The school will offer a one year master’s degree program in global health and a two year master’s degree in science.

“We’re anticipating about half of students will be doctors or dentists or pharmacists,” Wilkes said of potential candidates for the school.

“In that way, it’s a lot like a school of public health,” Wilkes said. “Potential students will have to ask themselves, ‘Should I get a degree in public or global health?'”

Global health studies will differ substantially from public health, Wilkes added. They will be much more policy focused, and action oriented, with case-based learning and more of a business school approach.

“Global health touches our lives in so many ways, food imports immigration to the state, the world is much more connected than it’s ever been before. Global health is a serious issue and we want to be on the forefront,” Wilkes said.

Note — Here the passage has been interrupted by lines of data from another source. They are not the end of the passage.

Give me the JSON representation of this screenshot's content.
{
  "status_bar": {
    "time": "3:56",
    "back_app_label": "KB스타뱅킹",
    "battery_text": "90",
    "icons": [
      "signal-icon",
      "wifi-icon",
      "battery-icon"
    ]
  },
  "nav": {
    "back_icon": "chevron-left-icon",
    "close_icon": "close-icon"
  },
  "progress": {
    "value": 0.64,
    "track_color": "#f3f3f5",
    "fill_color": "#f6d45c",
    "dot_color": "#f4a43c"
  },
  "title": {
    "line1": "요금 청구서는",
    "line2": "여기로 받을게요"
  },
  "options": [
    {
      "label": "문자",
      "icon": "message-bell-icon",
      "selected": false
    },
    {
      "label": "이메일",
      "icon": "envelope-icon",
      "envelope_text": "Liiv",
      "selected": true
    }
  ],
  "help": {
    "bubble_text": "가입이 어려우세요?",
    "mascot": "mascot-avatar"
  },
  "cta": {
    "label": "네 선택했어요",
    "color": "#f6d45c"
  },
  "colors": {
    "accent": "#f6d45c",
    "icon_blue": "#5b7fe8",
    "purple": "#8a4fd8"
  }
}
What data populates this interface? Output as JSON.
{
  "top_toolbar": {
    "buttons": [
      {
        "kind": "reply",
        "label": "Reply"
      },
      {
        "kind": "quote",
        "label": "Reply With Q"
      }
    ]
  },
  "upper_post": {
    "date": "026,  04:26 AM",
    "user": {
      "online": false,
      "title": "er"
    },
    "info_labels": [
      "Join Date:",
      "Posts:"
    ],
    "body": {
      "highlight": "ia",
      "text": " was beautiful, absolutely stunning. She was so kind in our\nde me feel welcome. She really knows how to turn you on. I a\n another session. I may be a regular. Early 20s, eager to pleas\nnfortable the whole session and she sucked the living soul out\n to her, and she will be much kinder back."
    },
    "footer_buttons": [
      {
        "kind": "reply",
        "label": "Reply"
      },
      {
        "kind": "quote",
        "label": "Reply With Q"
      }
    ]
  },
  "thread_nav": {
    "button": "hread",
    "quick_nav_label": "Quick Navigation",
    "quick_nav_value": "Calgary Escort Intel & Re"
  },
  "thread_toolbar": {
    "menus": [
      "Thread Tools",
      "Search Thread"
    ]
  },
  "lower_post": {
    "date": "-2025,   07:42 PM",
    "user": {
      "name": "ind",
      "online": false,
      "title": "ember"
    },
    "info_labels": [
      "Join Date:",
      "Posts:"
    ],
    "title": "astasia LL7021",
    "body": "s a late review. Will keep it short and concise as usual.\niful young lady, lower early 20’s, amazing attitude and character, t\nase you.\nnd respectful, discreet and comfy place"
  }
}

The school’s primary focus will be conducting field work across the globe in countries plagued by serious health problems arising from malnutrition, poor sanitation and other factors which can be addressed through low-tech solutions and education.

Curriculum will focus on three broadly defined areas: research, outreach and delivery science.

UC Davis faculty are taking part in a series of four brown bag conferences to discuss Davis’s viability as a host for one of the Centers of Expertise.

“Davis is an ideal environment for this sort of thing,” said Jonna Mazet, a professor in the department of medicine and epidemiology at the Wildlife Health Center.

“We have human health expertise in the medical school combined with world class agricultural and veterinary schools,” said Mazet, who is currently involved in the planning.

Two more brown bag chats are planned, on July 23 and Aug. 5, before a day-long conference on Sept. 17 where UC Davis’ proposal to host a Center of Expertise will be finalized.

“The really exciting part about the Global Health program is the transdisciplinary aspect, bringing these world-renowned schools together, most schools don’t have the breadth that Davis has,” Mazet said.

The final selections on the placement of the Centers of Expertise will be made by an external advisory committee consisting of non-UC affiliated world-renowned scientists, including Jo Ivy Boufford, president of the New York Academy of Medicine, and Joy Phumaphi, vice president for human development at the World Bank.

“Each of the 10 UCs is like a silo,” Wilkes said. “So we have 10 different silos, and within each silo are sub-silos all working in their own little islands, and no one talks to each other,” Wilkes said.

“Problems in global health can’t be solved exclusively by scientists, and the goal of the school is to harness the power of these 10 silos and the wide range of expertise of the UCs collectively to more effectively address global health problems,” he said.

The idea is 18 months in planning, and is currently being funded by a grant from the UC Office of the President and supervised by the All Campus Planning Committee. The school is expected to begin operations in the 2009-2010 school year.